Tuesday 17 April 2012

'Part of that rough tribe of the mortal'

I'm a great fan of the increasingly popular genre of ‘nature writing’, with recent favourites including Robert Macfarlane’s The Wild Places and Philip Connors’ Fire Season. However, although it is not a genre that tends to produce terrible books, it can tend towards mediocrity; good descriptive writing abounds but truly exceptional work is rare. That’s why I was delighted to discover this marvellous book of essays – and sad that I hadn’t come across Kathleen Jamie’s work earlier. (Findings, her first collection, has shot right to the top of my to-read list).

These essays are an eclectic mix, spanning place, subject, and length – some are only a few pages long, others much longer. But nearly all are outstanding in one way or another. Jamie opens the collection with ‘Aurora’, a description of a journey towards the northern lights that is possibly the best piece she presents here, and certainly my favourite. What Joanna Kavenna struggled to do in hundreds of pages in her turgid The Ice Museum, Jamie manages in less than twenty, moving evocatively from a description of the ‘colossal, witless indifference’ of the surrounding icebergs themselves, to the radar screen that marks them out as a ‘rash of green dots’. She is also not above humour, which conveys a vital sense of herself and avoids the overly-stylised journalistic tone that sometimes afflicts travel writing. Reporting that some suggest that you can hear your own nerves working in the Arctic silence, she goes on to say that ‘Some people say you can smell icebergs, that they smell like cucumbers. You can smell icebergs and hear your own nervous system. I don’t know.’

I have reviewed this first essay in such depth because its strengths are, largely, the strengths of the other essays in this collection. As well as being a wonderful writer, Jamie is also superb at structure. This is demonstrates most strongly in a later piece, ‘The Gannetry’. Her sighting of the fin of a killer whale and race to follow the animal’s path around the island is infused with tension; you don’t expect nature writing to be page-turning, but this is. However, a structural choice that is, in my opinion, even more effective, is her juxtaposition of the description of the gannetry with reflections on her relationship with her son. This is initially frustrating when a seemingly irrelevant description of a text conversation between them interrupts the description of the killer whale chase, but is brought full circle when she reflects at the end of the essay that killer whale packs are matriarchal, meaning that grown sons remain with their mothers.

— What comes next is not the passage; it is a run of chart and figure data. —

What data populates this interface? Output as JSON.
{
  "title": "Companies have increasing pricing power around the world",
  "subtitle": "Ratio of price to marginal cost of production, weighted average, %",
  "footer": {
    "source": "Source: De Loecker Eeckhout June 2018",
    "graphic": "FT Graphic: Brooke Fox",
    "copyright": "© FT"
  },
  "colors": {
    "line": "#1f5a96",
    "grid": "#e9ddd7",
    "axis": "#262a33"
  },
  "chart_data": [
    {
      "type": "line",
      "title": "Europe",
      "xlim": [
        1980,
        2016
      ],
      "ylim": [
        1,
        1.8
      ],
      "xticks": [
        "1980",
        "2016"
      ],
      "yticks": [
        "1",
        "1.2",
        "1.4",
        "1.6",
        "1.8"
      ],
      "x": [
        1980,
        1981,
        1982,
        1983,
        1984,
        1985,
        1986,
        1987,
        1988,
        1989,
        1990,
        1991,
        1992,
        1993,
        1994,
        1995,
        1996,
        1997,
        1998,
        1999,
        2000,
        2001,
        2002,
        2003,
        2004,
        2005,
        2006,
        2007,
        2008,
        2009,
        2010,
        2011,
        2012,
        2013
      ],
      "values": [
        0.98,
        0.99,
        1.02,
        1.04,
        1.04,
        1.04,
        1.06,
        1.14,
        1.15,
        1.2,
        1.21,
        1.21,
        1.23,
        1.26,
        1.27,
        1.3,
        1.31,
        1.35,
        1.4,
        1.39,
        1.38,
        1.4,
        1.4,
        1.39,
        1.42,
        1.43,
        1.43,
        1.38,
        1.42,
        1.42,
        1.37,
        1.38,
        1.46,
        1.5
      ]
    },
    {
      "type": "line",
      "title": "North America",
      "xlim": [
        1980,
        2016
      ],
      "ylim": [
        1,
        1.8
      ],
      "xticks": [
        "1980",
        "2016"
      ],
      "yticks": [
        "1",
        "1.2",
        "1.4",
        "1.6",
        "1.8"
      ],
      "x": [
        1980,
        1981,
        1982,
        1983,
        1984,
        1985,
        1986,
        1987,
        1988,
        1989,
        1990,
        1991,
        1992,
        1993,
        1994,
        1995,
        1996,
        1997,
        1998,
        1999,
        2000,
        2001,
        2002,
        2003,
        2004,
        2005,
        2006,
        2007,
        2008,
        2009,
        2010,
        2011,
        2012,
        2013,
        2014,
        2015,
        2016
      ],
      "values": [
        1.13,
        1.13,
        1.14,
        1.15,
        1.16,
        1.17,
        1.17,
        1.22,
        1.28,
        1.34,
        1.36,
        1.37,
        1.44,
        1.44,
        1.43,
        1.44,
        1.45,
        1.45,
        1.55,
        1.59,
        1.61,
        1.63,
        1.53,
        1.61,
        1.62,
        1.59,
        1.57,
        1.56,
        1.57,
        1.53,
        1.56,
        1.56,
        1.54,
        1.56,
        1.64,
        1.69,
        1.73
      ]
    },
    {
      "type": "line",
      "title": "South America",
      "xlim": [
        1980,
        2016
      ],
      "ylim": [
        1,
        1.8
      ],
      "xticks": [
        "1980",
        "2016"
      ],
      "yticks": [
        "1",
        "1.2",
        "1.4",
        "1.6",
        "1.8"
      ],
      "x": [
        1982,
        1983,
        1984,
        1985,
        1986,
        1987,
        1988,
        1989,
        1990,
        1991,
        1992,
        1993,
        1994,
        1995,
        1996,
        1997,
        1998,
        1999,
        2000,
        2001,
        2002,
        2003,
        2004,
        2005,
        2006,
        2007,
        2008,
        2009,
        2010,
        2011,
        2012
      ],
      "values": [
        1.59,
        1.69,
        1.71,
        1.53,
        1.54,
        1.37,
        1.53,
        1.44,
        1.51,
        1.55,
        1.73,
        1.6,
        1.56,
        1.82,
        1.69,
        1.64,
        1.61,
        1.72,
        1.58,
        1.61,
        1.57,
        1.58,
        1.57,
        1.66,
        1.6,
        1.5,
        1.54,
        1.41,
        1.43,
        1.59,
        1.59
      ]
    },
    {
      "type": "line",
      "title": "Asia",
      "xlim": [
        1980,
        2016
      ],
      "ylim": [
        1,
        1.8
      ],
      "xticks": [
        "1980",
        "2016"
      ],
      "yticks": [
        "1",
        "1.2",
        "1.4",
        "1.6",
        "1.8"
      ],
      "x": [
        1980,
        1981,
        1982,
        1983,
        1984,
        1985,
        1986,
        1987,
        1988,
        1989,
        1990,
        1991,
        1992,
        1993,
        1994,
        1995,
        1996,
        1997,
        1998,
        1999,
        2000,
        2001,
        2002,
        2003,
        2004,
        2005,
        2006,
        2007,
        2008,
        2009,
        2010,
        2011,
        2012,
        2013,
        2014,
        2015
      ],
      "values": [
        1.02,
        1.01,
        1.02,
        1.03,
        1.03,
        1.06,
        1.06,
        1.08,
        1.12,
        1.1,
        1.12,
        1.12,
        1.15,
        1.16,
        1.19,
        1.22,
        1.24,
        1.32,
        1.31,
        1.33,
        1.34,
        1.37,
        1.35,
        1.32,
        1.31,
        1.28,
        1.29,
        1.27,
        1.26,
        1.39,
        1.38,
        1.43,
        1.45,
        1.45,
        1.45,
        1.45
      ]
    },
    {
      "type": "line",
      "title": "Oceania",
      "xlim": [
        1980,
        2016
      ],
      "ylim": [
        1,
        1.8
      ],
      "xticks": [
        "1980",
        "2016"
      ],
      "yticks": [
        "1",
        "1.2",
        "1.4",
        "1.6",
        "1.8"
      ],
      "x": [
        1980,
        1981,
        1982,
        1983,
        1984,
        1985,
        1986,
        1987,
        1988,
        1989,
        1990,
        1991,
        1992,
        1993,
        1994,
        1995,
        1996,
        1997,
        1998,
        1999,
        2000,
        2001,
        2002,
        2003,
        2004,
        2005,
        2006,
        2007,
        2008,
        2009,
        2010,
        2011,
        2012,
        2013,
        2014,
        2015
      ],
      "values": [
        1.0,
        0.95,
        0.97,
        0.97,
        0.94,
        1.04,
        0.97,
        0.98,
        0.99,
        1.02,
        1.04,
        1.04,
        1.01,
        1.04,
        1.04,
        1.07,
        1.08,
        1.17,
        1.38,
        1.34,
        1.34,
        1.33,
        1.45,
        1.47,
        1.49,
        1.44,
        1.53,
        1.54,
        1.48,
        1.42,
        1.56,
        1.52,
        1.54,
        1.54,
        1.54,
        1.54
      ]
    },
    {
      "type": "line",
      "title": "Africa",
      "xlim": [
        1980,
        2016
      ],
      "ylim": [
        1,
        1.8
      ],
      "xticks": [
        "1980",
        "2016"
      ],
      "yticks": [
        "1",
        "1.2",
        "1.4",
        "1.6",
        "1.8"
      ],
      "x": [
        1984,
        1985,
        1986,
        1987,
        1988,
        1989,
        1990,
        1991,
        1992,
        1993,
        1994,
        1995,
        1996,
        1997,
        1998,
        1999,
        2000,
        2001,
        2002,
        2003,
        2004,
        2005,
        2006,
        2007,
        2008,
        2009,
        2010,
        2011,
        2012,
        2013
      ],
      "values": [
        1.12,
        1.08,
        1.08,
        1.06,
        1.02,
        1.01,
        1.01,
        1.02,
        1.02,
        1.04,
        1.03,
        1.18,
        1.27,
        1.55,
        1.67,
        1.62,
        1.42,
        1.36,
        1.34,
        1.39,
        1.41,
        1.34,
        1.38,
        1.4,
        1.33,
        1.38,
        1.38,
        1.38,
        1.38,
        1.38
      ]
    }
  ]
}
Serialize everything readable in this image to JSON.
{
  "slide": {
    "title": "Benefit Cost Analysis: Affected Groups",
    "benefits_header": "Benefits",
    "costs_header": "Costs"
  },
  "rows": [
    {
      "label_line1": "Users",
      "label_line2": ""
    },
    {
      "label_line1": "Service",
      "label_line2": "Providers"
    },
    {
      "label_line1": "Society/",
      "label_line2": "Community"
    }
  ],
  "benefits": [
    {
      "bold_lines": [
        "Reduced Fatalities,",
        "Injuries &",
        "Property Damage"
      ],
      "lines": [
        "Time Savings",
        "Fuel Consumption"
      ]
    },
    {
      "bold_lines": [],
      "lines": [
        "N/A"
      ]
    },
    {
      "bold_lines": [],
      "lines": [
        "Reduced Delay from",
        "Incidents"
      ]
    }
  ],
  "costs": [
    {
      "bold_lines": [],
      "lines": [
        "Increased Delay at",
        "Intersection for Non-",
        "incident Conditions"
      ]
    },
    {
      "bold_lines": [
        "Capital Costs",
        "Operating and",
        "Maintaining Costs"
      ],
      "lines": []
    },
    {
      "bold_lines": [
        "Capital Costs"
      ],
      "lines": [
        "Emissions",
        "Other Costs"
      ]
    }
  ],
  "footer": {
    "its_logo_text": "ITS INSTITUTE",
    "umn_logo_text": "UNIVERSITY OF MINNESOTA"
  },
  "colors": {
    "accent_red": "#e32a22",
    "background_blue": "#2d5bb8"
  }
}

There’s no need to spell out her own feelings about her son growing up and moving away from her, as she's done it all already.

As is probably obvious, I could quote endlessly from these essays, especially my other favourites, ‘The Woman in the Field’, ‘Pathologies’, ‘On Rona’, and ‘Three Ways of Looking at St Kilda’, but this review is already long. The only pieces that didn’t quite work, for me, were the shorter ones, but I think this was because Jamie did not give herself space for the full development of ideas that she manages in the longer essays, and not because they were in any way badly-written. I recommend this collection wholeheartedly, and can’t wait to read more of Jamie’s work.

In other news: I was thrilled to see Ann Patchett's State of Wonder on the Orange shortlist, as it was the best book I'd read on the longlist, and one of my top ten books for 2011. Madeline Miller's The Song of Achilles has also been on my to-read list for some time, so this is an extra nudge to actually read it! I was less thrilled to see The Forgotten Waltz by Anne Enright (because I hated The Gathering, and not sure I want to try any more of her work!) and Half Blood Blues by Esi Edugyan (because after trying and failing to read it for the Booker shortlist, I've concluded it's Just Not My Thing). As for the other two titles, I can take them or leave them, but I've ordered both from the library. A good shortlist on the whole, I thought, with the only notable omission for me being Jane Harris's Gillespie and I - this novel really hasn't had the attention it deserves.